Paul is considered a contender for the Republican nomination with several libertarian ideals, but has begun appeasing the Republican base. He once pledged to sharply cut the Pentagon's budget, but last month proposed a $190 billion increase for the next two years, which would be paid for by cutting foreign aid and other government programs.

He has also strayed from controversy by not commenting on the ardent discussion over Indiana's Religious Freedom Restoration Act, which many critics perceive as being anti-LGBT, and by not commenting on nuclear negotiations with Iran.

The majority of other Republican potential presidential nominees have supported Indiana's law and been heavily critical of the Iranian negotiations. Paul's office said he was vacationing with his family during the controversial events and did not comment.

Paul, son of former Rep. Ron Paul, R-Texas, appeals to a broader audience by questioning harsh sentences for drug offenders, which cost the government millions to keep imprisoned, and by opposing government surveillance.

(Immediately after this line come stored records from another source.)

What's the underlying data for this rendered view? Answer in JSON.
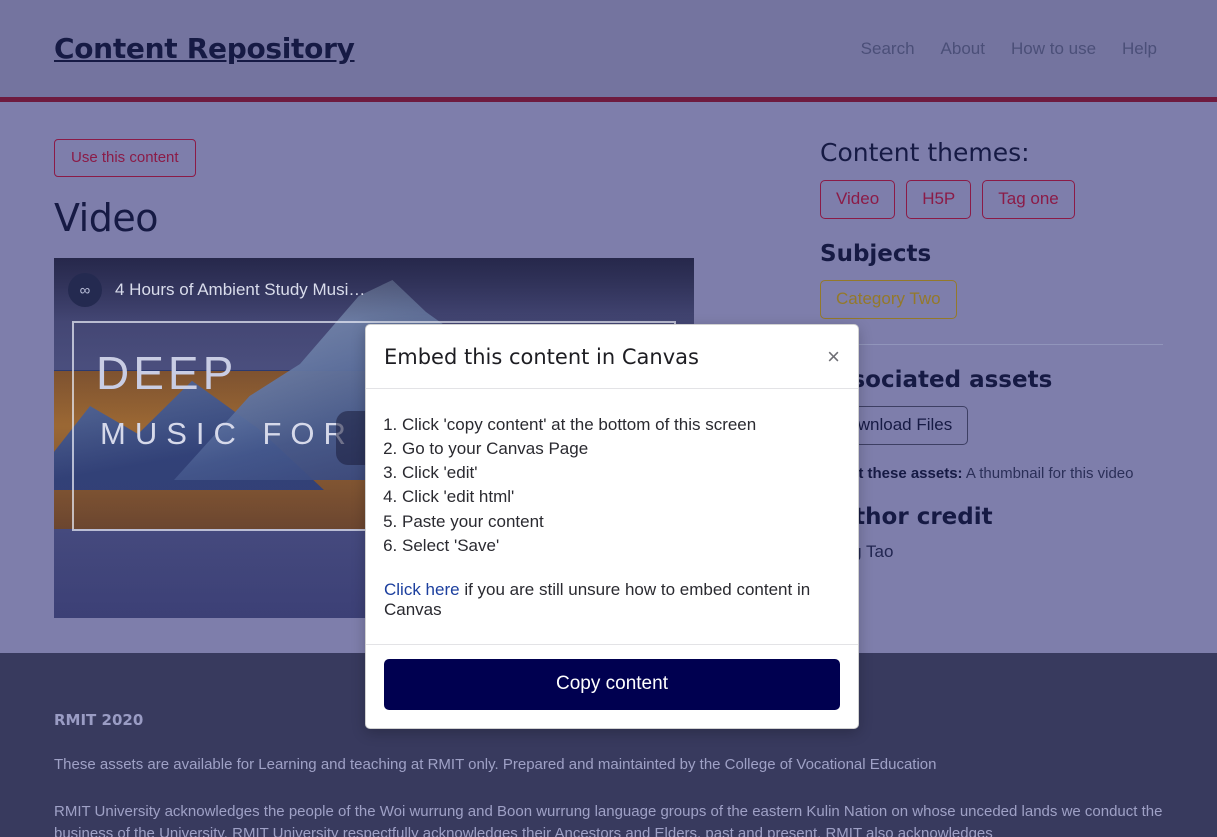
{
  "header": {
    "brand": "Content Repository",
    "nav": [
      {
        "label": "Search"
      },
      {
        "label": "About"
      },
      {
        "label": "How to use"
      },
      {
        "label": "Help"
      }
    ]
  },
  "main": {
    "use_content_label": "Use this content",
    "page_title": "Video",
    "video": {
      "channel_icon": "infinity-logo-icon",
      "overlay_title": "4 Hours of Ambient Study Musi…",
      "poster_line1": "DEEP",
      "poster_line2": "MUSIC FOR"
    }
  },
  "sidebar": {
    "themes_heading": "Content themes:",
    "themes": [
      {
        "label": "Video"
      },
      {
        "label": "H5P"
      },
      {
        "label": "Tag one"
      }
    ],
    "subjects_heading": "Subjects",
    "subjects": [
      {
        "label": "Category Two"
      }
    ],
    "assets_heading": "Associated assets",
    "download_label": "Download Files",
    "assets_note_label": "About these assets:",
    "assets_note_value": "A thumbnail for this video",
    "credit_heading": "Author credit",
    "credit_name": "Liang Tao"
  },
  "modal": {
    "title": "Embed this content in Canvas",
    "close_icon": "×",
    "steps": [
      "Click 'copy content' at the bottom of this screen",
      "Go to your Canvas Page",
      "Click 'edit'",
      "Click 'edit html'",
      "Paste your content",
      "Select 'Save'"
    ],
    "help_link": "Click here",
    "help_rest": " if you are still unsure how to embed content in Canvas",
    "copy_label": "Copy content"
  },
  "footer": {
    "brand": "RMIT 2020",
    "line1": "These assets are available for Learning and teaching at RMIT only. Prepared and maintainted by the College of Vocational Education",
    "line2": "RMIT University acknowledges the people of the Woi wurrung and Boon wurrung language groups of the eastern Kulin Nation on whose unceded lands we conduct the business of the University. RMIT University respectfully acknowledges their Ancestors and Elders, past and present. RMIT also acknowledges"
  },
  "colors": {
    "page_bg": "#7e7eab",
    "header_bg": "#74749f",
    "header_rule": "#6e1b3f",
    "accent_maroon": "#8b1b47",
    "accent_olive": "#94792a",
    "navy_button": "#000050",
    "footer_bg": "#383a5e"
  }
}
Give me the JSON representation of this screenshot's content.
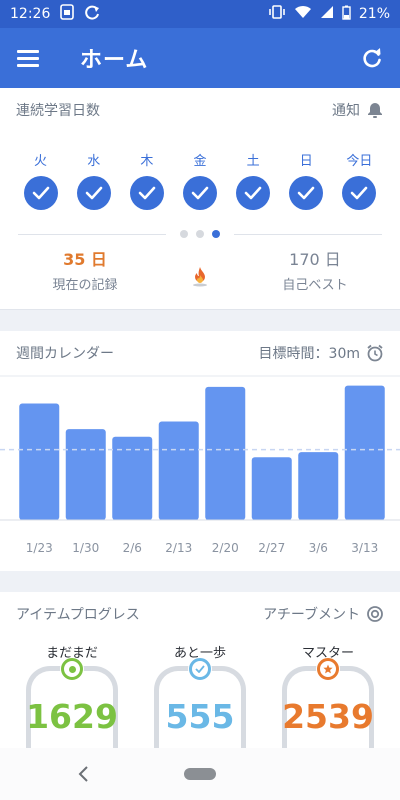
{
  "status_bar": {
    "time": "12:26",
    "battery": "21%"
  },
  "app_bar": {
    "title": "ホーム"
  },
  "streak": {
    "title": "連続学習日数",
    "notify_label": "通知",
    "days": [
      "火",
      "水",
      "木",
      "金",
      "土",
      "日",
      "今日"
    ],
    "current_value": "35 日",
    "current_label": "現在の記録",
    "best_value": "170 日",
    "best_label": "自己ベスト",
    "page": {
      "count": 3,
      "active": 3
    }
  },
  "calendar": {
    "title": "週間カレンダー",
    "goal_label": "目標時間：30m"
  },
  "chart_data": {
    "type": "bar",
    "categories": [
      "1/23",
      "1/30",
      "2/6",
      "2/13",
      "2/20",
      "2/27",
      "3/6",
      "3/13"
    ],
    "values": [
      0.91,
      0.71,
      0.65,
      0.77,
      1.04,
      0.49,
      0.53,
      1.05
    ],
    "goal_fraction": 0.55,
    "bar_color": "#6495f0",
    "grid": false
  },
  "progress": {
    "title": "アイテムプログレス",
    "achievement_label": "アチーブメント",
    "items": [
      {
        "label": "まだまだ",
        "value": "1629",
        "color": "#7cc242"
      },
      {
        "label": "あと一歩",
        "value": "555",
        "color": "#6ab8e6"
      },
      {
        "label": "マスター",
        "value": "2539",
        "color": "#e87a2e"
      }
    ]
  },
  "colors": {
    "primary": "#3a6fd8",
    "status": "#2f5fc9",
    "accent_orange": "#e07a2e"
  }
}
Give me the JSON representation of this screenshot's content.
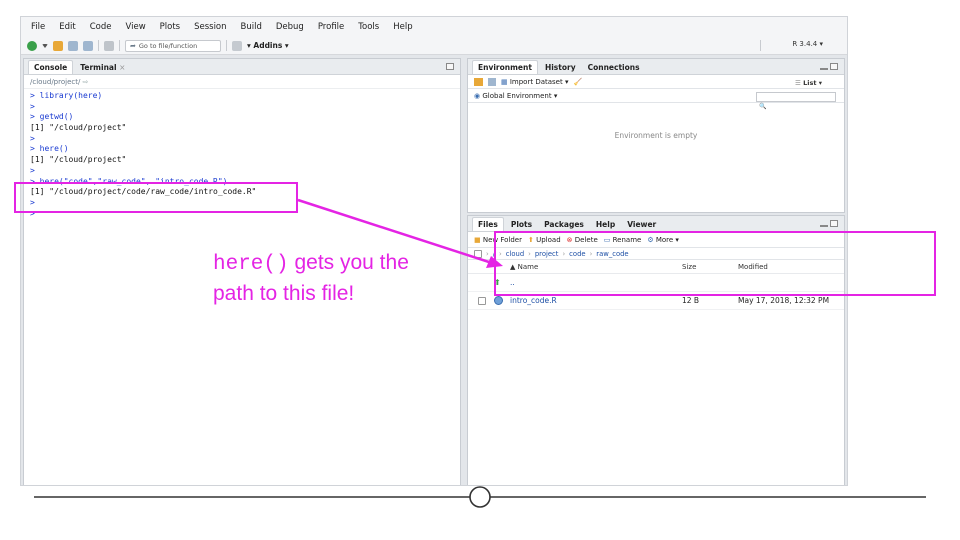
{
  "menu": [
    "File",
    "Edit",
    "Code",
    "View",
    "Plots",
    "Session",
    "Build",
    "Debug",
    "Profile",
    "Tools",
    "Help"
  ],
  "toolbar": {
    "goto_placeholder": "Go to file/function",
    "addins_label": "Addins",
    "r_version": "R 3.4.4"
  },
  "console": {
    "tabs": [
      "Console",
      "Terminal"
    ],
    "path": "/cloud/project/",
    "lines": [
      {
        "kind": "in",
        "text": "> library(here)"
      },
      {
        "kind": "in",
        "text": ">"
      },
      {
        "kind": "in",
        "text": "> getwd()"
      },
      {
        "kind": "out",
        "text": "[1] \"/cloud/project\""
      },
      {
        "kind": "in",
        "text": ">"
      },
      {
        "kind": "in",
        "text": "> here()"
      },
      {
        "kind": "out",
        "text": "[1] \"/cloud/project\""
      },
      {
        "kind": "in",
        "text": ">"
      },
      {
        "kind": "in",
        "text": "> here(\"code\",\"raw_code\", \"intro_code.R\")"
      },
      {
        "kind": "out",
        "text": "[1] \"/cloud/project/code/raw_code/intro_code.R\""
      },
      {
        "kind": "in",
        "text": ">"
      },
      {
        "kind": "in",
        "text": ">"
      }
    ]
  },
  "environment": {
    "tabs": [
      "Environment",
      "History",
      "Connections"
    ],
    "import_label": "Import Dataset",
    "list_label": "List",
    "scope_label": "Global Environment",
    "empty_text": "Environment is empty"
  },
  "files": {
    "tabs": [
      "Files",
      "Plots",
      "Packages",
      "Help",
      "Viewer"
    ],
    "actions": [
      "New Folder",
      "Upload",
      "Delete",
      "Rename",
      "More"
    ],
    "breadcrumb": [
      "cloud",
      "project",
      "code",
      "raw_code"
    ],
    "columns": {
      "name": "Name",
      "size": "Size",
      "modified": "Modified"
    },
    "up_label": "..",
    "rows": [
      {
        "name": "intro_code.R",
        "size": "12 B",
        "modified": "May 17, 2018, 12:32 PM"
      }
    ]
  },
  "annotation": {
    "code": "here()",
    "text1": " gets you the",
    "text2": "path to this file!"
  },
  "colors": {
    "highlight": "#e424e4",
    "link": "#1d4fa5",
    "console_input": "#1a3bd1"
  },
  "progress": 0.5
}
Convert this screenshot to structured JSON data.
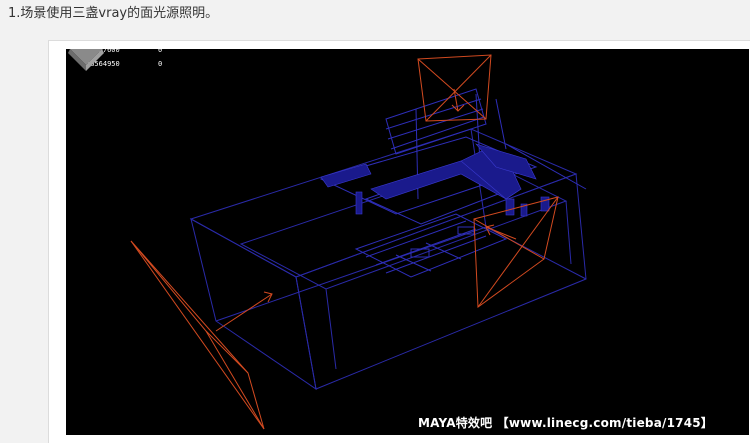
{
  "caption": "1.场景使用三盏vray的面光源照明。",
  "viewport": {
    "stats": [
      {
        "value": "10407600",
        "count": "0"
      },
      {
        "value": "16564950",
        "count": "0"
      }
    ],
    "watermark": "MAYA特效吧 【www.linecg.com/tieba/1745】",
    "colors": {
      "background": "#000000",
      "geometry": "#2a2aa8",
      "lights": "#d24a20"
    },
    "icons": [
      "view-cube-icon"
    ]
  }
}
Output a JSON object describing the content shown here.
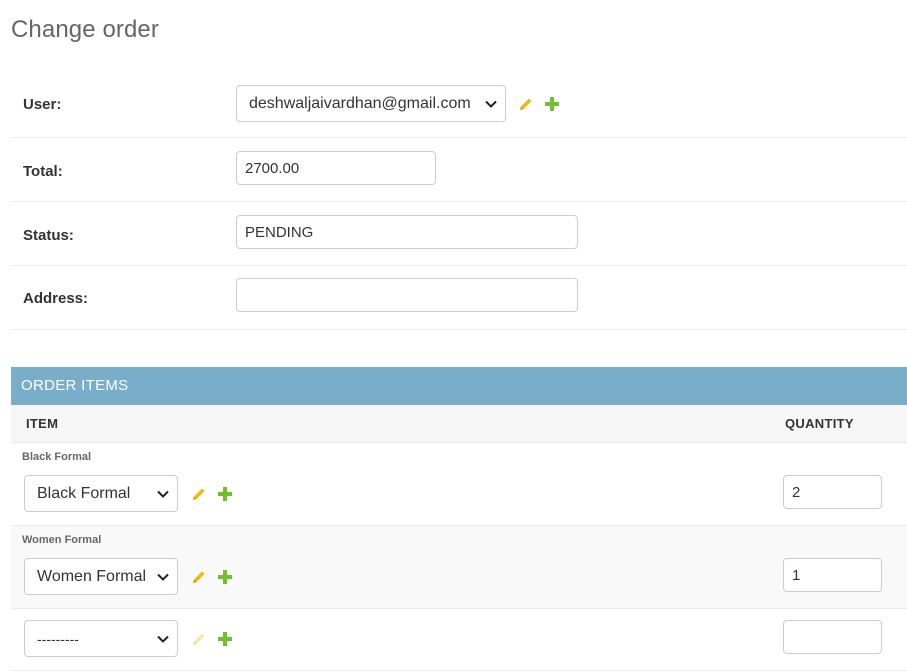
{
  "page": {
    "title": "Change order"
  },
  "form": {
    "user": {
      "label": "User:",
      "value": "deshwaljaivardhan@gmail.com"
    },
    "total": {
      "label": "Total:",
      "value": "2700.00"
    },
    "status": {
      "label": "Status:",
      "value": "PENDING"
    },
    "address": {
      "label": "Address:",
      "value": ""
    }
  },
  "inline": {
    "title": "ORDER ITEMS",
    "columns": {
      "item": "ITEM",
      "quantity": "QUANTITY"
    },
    "rows": [
      {
        "title": "Black Formal",
        "item": "Black Formal",
        "quantity": "2"
      },
      {
        "title": "Women Formal",
        "item": "Women Formal",
        "quantity": "1"
      },
      {
        "title": "",
        "item": "---------",
        "quantity": ""
      }
    ]
  },
  "colors": {
    "module_header": "#79aec8",
    "edit_icon": "#efb80b",
    "add_icon": "#70bf2b"
  },
  "icons": {
    "edit": "pencil-icon",
    "add": "plus-icon",
    "select": "chevron-down-icon"
  }
}
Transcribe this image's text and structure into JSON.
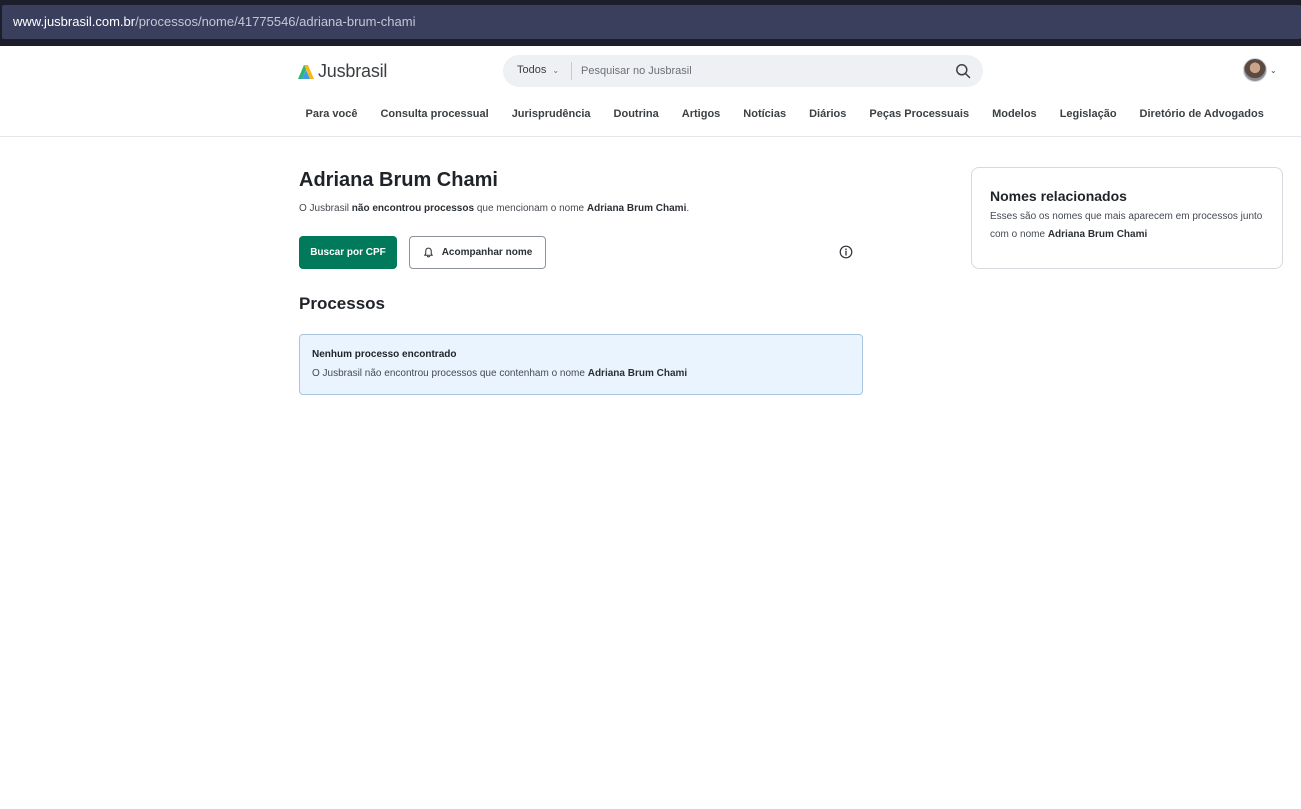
{
  "browser": {
    "url_host": "www.jusbrasil.com.br",
    "url_path": "/processos/nome/41775546/adriana-brum-chami"
  },
  "header": {
    "logo_text": "Jusbrasil",
    "search": {
      "scope": "Todos",
      "placeholder": "Pesquisar no Jusbrasil"
    },
    "nav": [
      "Para você",
      "Consulta processual",
      "Jurisprudência",
      "Doutrina",
      "Artigos",
      "Notícias",
      "Diários",
      "Peças Processuais",
      "Modelos",
      "Legislação",
      "Diretório de Advogados"
    ]
  },
  "main": {
    "title": "Adriana Brum Chami",
    "subtitle": {
      "prefix": "O Jusbrasil ",
      "bold1": "não encontrou processos",
      "middle": " que mencionam o nome ",
      "name": "Adriana Brum Chami",
      "suffix": "."
    },
    "buttons": {
      "cpf": "Buscar por CPF",
      "follow": "Acompanhar nome"
    },
    "section_title": "Processos",
    "alert": {
      "title": "Nenhum processo encontrado",
      "text": "O Jusbrasil não encontrou processos que contenham o nome ",
      "name": "Adriana Brum Chami"
    }
  },
  "sidebar": {
    "title": "Nomes relacionados",
    "text": "Esses são os nomes que mais aparecem em processos junto com o nome ",
    "name": "Adriana Brum Chami"
  },
  "colors": {
    "primary_green": "#007a5a",
    "alert_bg": "#eaf4fe",
    "alert_border": "#a8c6e0"
  }
}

"We're going to be the party that protects your phone," he previously said.

Paul has often shied away from using positive campaign slogans and rhetoric.

"I wish I had better news for you, but all is not well in America," Paul said in response to President Barack Obama's State of the Union Address. Much of the United States "still suffers," he said.

"Our future hangs in the balance," Paul said to conservatives earlier this year. "We can debate a jobless recovery, an alarming debt, a bothersome and abusive regulatory state... but know this: You can't have prosperity without freedom."